Noronha, Ricardo e Trindade, Luís (2019). "Portugal, uma retrospectiva: 1974" in Tavares, Rui (coord.) Colecção Portugal, uma retrospectiva, vol. 3, Público e Tinta-da-China.
O Portugal que se autocelebrou democrático e europeu em 1998, no nosso anterior volume, tem as suas raízes nos anos de 1974 e 1975, aqui narrados e analisados por Ricardo Noronha e Luís Trindade em toda a sua profusão de acontecimentos e de sentidos. Uma vez que fazemos, nesta coleção, uma viagem inversa à dos sujeitos históricos, é sempre crucial lembrar as condições em que estes agiam: sem saber como a história acabava. Em 1974 (e 1975) os atores sociais e políticos portugueses saberiam que se estava a encerrar um ciclo ditatorial que tinha durado mais de 40 anos, e um ciclo imperial que durara mais de 400. O destino imediato — a iniciação de um ciclo democrático — estava bem mais presente nos espíritos do que a abertura de um ciclo europeu.
Nesse hiato entre ciclos, emerge um ator coletivo múltiplo — o povo — que se empenha em preencher de sentido as palavras que constavam dos lemas revolucionários. O que está ainda em fluxo nesses anos são, afinal, os significados de democracia, de desenvolvimento e de descolonização. E, por detrás deles, o significado do próprio povo, exaurido por uma guerra colonial com que o regime do Estado Novo tentara provar que Portugal era um todo pluricontinental, e cujo desfecho demonstrará que as categorias de «Portugal» e de «portugueses» não são tão fixas e incontestadas como por vezes parecem. Acresce que, nestes anos revolucionários, tais categorias se cruzaram com outras igualmente objeto de disputa: a «classe», os «trabalhadores», a «propriedade», o «poder» e, como corolário, o «socialismo», a categoria que, entre todas, passa por uma transformação mais dramática, de horizonte histórico inescapável nos anos 70 até à sua quase invisibilidade nos nossos dias.

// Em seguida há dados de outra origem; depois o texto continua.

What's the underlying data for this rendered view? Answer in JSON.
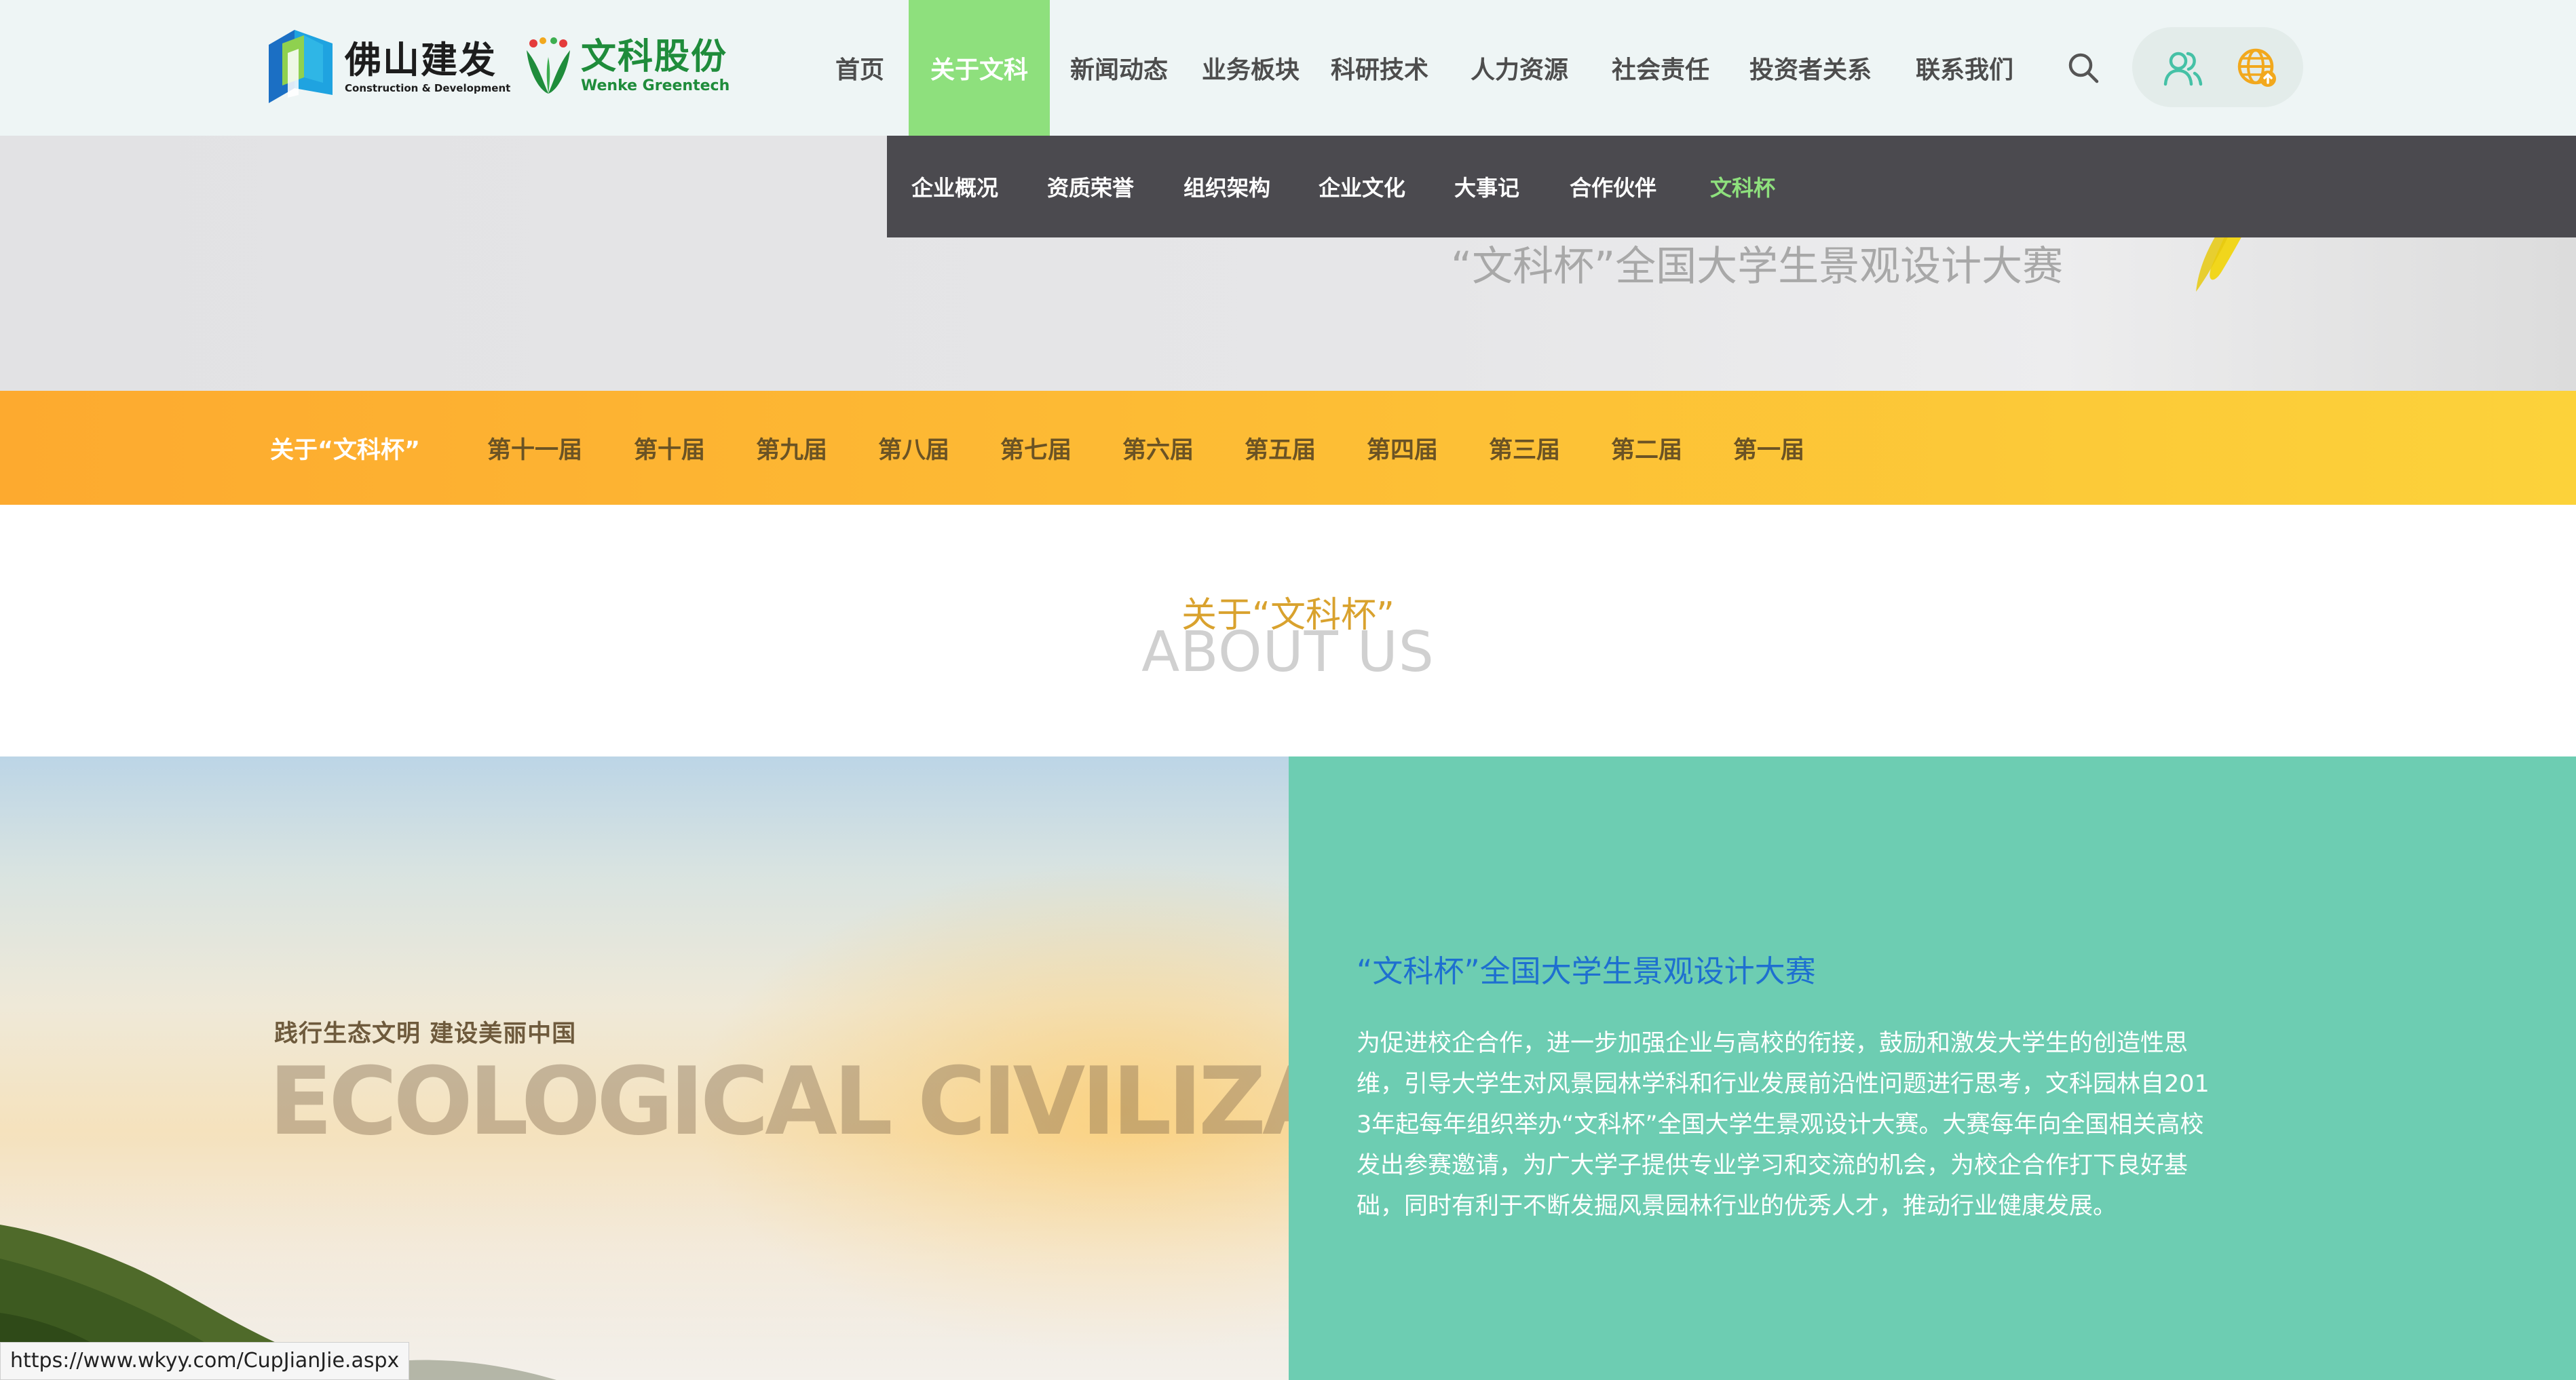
{
  "header": {
    "logo_jf_cn": "佛山建发",
    "logo_jf_en": "Construction & Development",
    "logo_wk_cn": "文科股份",
    "logo_wk_en": "Wenke Greentech"
  },
  "nav": {
    "items": [
      {
        "label": "首页"
      },
      {
        "label": "关于文科"
      },
      {
        "label": "新闻动态"
      },
      {
        "label": "业务板块"
      },
      {
        "label": "科研技术"
      },
      {
        "label": "人力资源"
      },
      {
        "label": "社会责任"
      },
      {
        "label": "投资者关系"
      },
      {
        "label": "联系我们"
      }
    ],
    "active": "关于文科"
  },
  "submenu": {
    "items": [
      {
        "label": "企业概况"
      },
      {
        "label": "资质荣誉"
      },
      {
        "label": "组织架构"
      },
      {
        "label": "企业文化"
      },
      {
        "label": "大事记"
      },
      {
        "label": "合作伙伴"
      },
      {
        "label": "文科杯"
      }
    ],
    "active": "文科杯"
  },
  "banner": {
    "title": "“文科杯”全国大学生景观设计大赛"
  },
  "sessions": {
    "items": [
      {
        "label": "关于“文科杯”"
      },
      {
        "label": "第十一届"
      },
      {
        "label": "第十届"
      },
      {
        "label": "第九届"
      },
      {
        "label": "第八届"
      },
      {
        "label": "第七届"
      },
      {
        "label": "第六届"
      },
      {
        "label": "第五届"
      },
      {
        "label": "第四届"
      },
      {
        "label": "第三届"
      },
      {
        "label": "第二届"
      },
      {
        "label": "第一届"
      }
    ],
    "active": "关于“文科杯”"
  },
  "about": {
    "title_cn": "关于“文科杯”",
    "title_en": "ABOUT US"
  },
  "photo": {
    "slogan": "践行生态文明   建设美丽中国",
    "big_text": "ECOLOGICAL CIVILIZATION"
  },
  "panel": {
    "title": "“文科杯”全国大学生景观设计大赛",
    "body": "为促进校企合作，进一步加强企业与高校的衔接，鼓励和激发大学生的创造性思维，引导大学生对风景园林学科和行业发展前沿性问题进行思考，文科园林自2013年起每年组织举办“文科杯”全国大学生景观设计大赛。大赛每年向全国相关高校发出参赛邀请，为广大学子提供专业学习和交流的机会，为校企合作打下良好基础，同时有利于不断发掘风景园林行业的优秀人才，推动行业健康发展。"
  },
  "status": {
    "url": "https://www.wkyy.com/CupJianJie.aspx"
  },
  "colors": {
    "nav_active_bg": "#8ee07d",
    "submenu_bg": "#4b4a4f",
    "submenu_active": "#8ee07d",
    "session_bar_start": "#fdaa2f",
    "session_bar_end": "#fcd23a",
    "about_title": "#d9a22e",
    "panel_bg": "#6dcdb2",
    "panel_title": "#1e6fd0"
  },
  "icons": {
    "search": "search-icon",
    "user": "user-icon",
    "globe": "globe-icon"
  }
}
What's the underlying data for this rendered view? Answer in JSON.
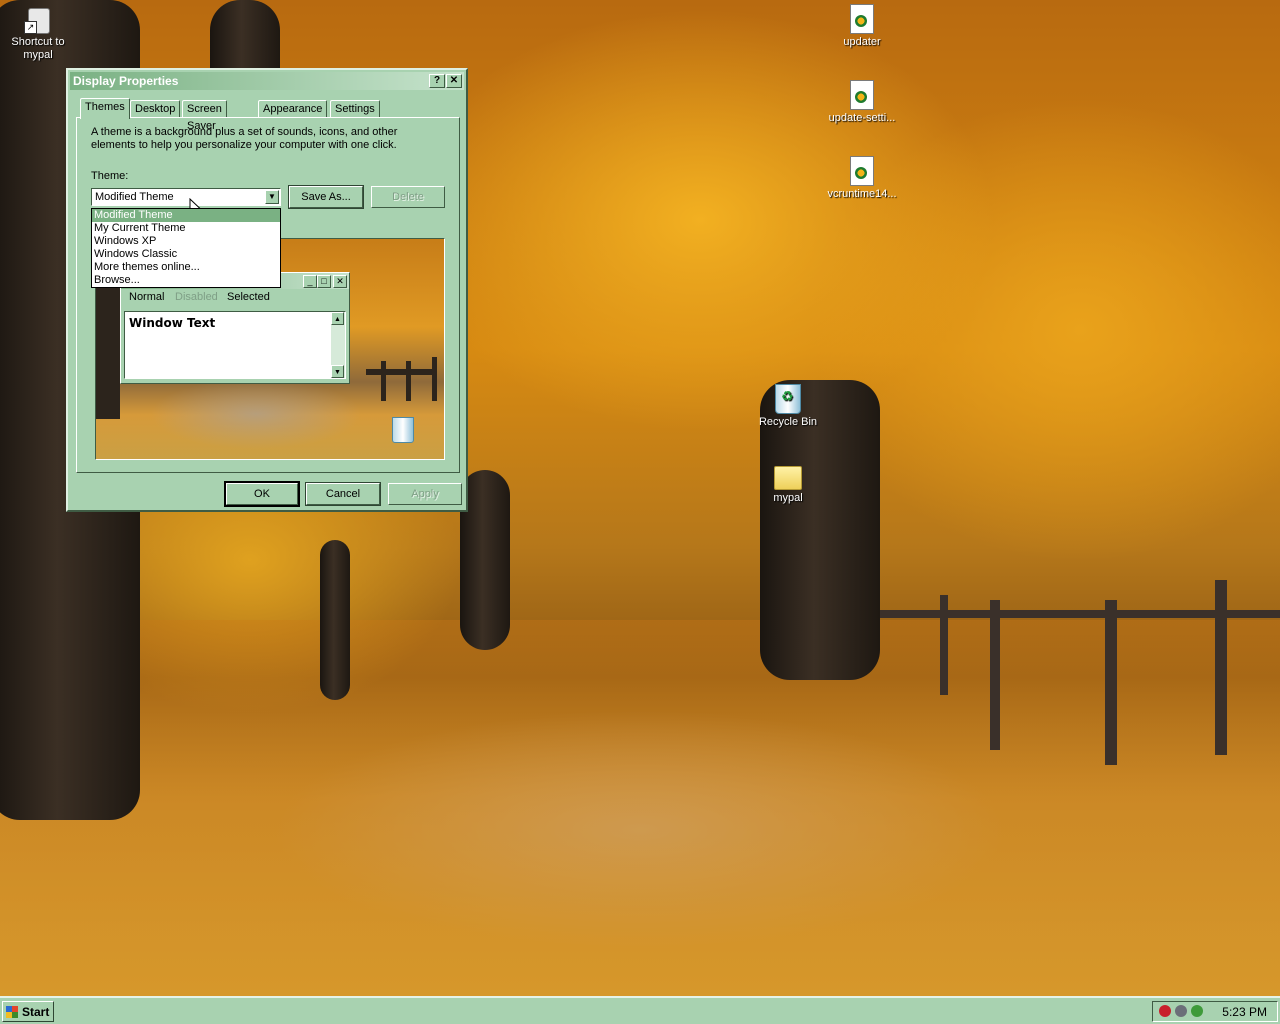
{
  "desktop": {
    "icons": [
      {
        "label": "Shortcut to mypal"
      },
      {
        "label": "updater"
      },
      {
        "label": "update-setti..."
      },
      {
        "label": "vcruntime14..."
      },
      {
        "label": "Recycle Bin"
      },
      {
        "label": "mypal"
      }
    ]
  },
  "dialog": {
    "title": "Display Properties",
    "help_button": "?",
    "close_button": "✕",
    "tabs": [
      "Themes",
      "Desktop",
      "Screen Saver",
      "Appearance",
      "Settings"
    ],
    "active_tab": "Themes",
    "description": "A theme is a background plus a set of sounds, icons, and other elements to help you personalize your computer with one click.",
    "theme_label": "Theme:",
    "theme_value": "Modified Theme",
    "save_as_label": "Save As...",
    "delete_label": "Delete",
    "dropdown_options": [
      "Modified Theme",
      "My Current Theme",
      "Windows XP",
      "Windows Classic",
      "More themes online...",
      "Browse..."
    ],
    "preview": {
      "menu": [
        "Normal",
        "Disabled",
        "Selected"
      ],
      "window_text": "Window Text"
    },
    "ok_label": "OK",
    "cancel_label": "Cancel",
    "apply_label": "Apply"
  },
  "taskbar": {
    "start_label": "Start",
    "clock": "5:23 PM"
  },
  "colors": {
    "window_face": "#a8d2b0",
    "title_gradient_start": "#7ab183",
    "title_gradient_end": "#c6e3cc"
  }
}
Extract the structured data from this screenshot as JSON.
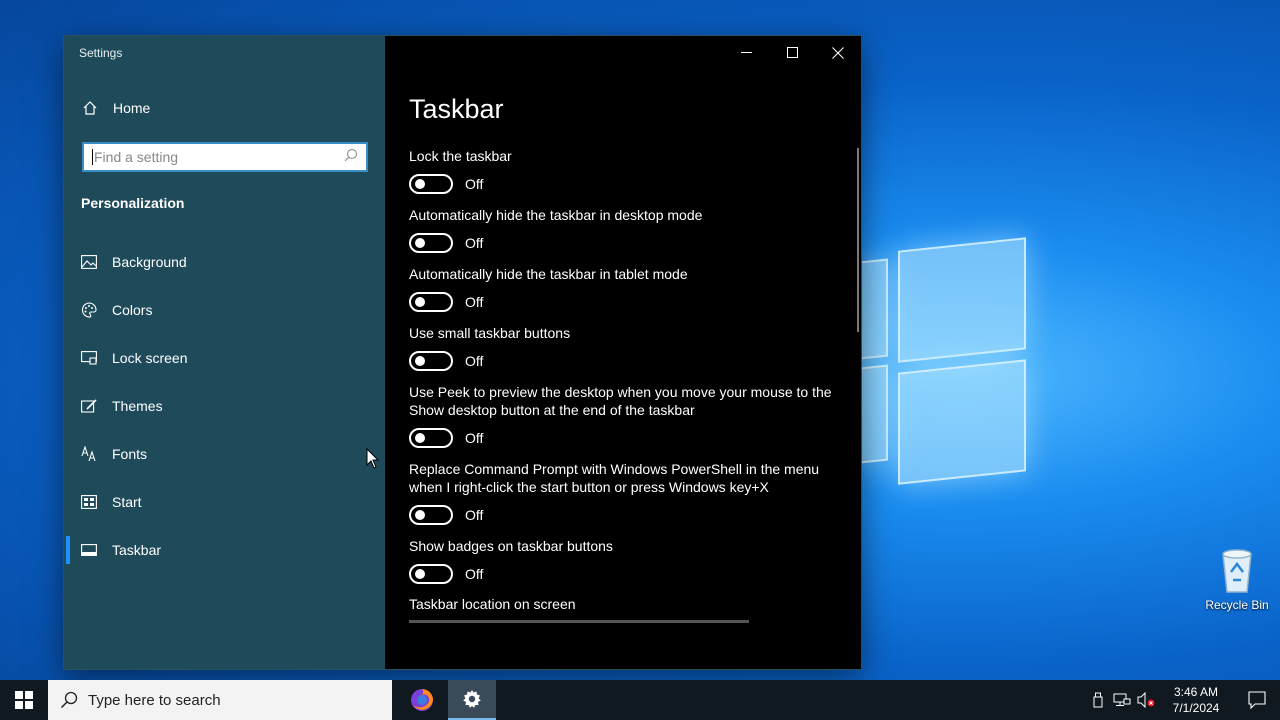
{
  "window": {
    "app_title": "Settings"
  },
  "sidebar": {
    "home_label": "Home",
    "search_placeholder": "Find a setting",
    "section_title": "Personalization",
    "items": [
      {
        "label": "Background",
        "icon": "picture-icon"
      },
      {
        "label": "Colors",
        "icon": "palette-icon"
      },
      {
        "label": "Lock screen",
        "icon": "lock-screen-icon"
      },
      {
        "label": "Themes",
        "icon": "themes-icon"
      },
      {
        "label": "Fonts",
        "icon": "fonts-icon"
      },
      {
        "label": "Start",
        "icon": "start-icon"
      },
      {
        "label": "Taskbar",
        "icon": "taskbar-icon",
        "active": true
      }
    ]
  },
  "content": {
    "page_title": "Taskbar",
    "settings": [
      {
        "label": "Lock the taskbar",
        "state": "Off"
      },
      {
        "label": "Automatically hide the taskbar in desktop mode",
        "state": "Off"
      },
      {
        "label": "Automatically hide the taskbar in tablet mode",
        "state": "Off"
      },
      {
        "label": "Use small taskbar buttons",
        "state": "Off"
      },
      {
        "label": "Use Peek to preview the desktop when you move your mouse to the Show desktop button at the end of the taskbar",
        "state": "Off"
      },
      {
        "label": "Replace Command Prompt with Windows PowerShell in the menu when I right-click the start button or press Windows key+X",
        "state": "Off"
      },
      {
        "label": "Show badges on taskbar buttons",
        "state": "Off"
      }
    ],
    "location_label": "Taskbar location on screen"
  },
  "desktop": {
    "recycle_bin_label": "Recycle Bin"
  },
  "taskbar": {
    "search_placeholder": "Type here to search",
    "clock_time": "3:46 AM",
    "clock_date": "7/1/2024"
  },
  "colors": {
    "sidebar_bg": "#1e4a5a",
    "content_bg": "#000000",
    "accent": "#1e90ff",
    "taskbar_bg": "#101820"
  }
}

Se bem que em contraste menos evidente, os sentidos de «democracia», «desenvolvimento» e — por surpreendente que isso possa parecer — «descolonização» continuam a ser tão decisivos quanto fugidios nos dias de hoje. É por isso fundamental revisitar os anos de viragem em que se formou o Portugal contemporâneo, neste
estudo que alia magistralmente os fios da história social com os da história política e cultural de um país em transição.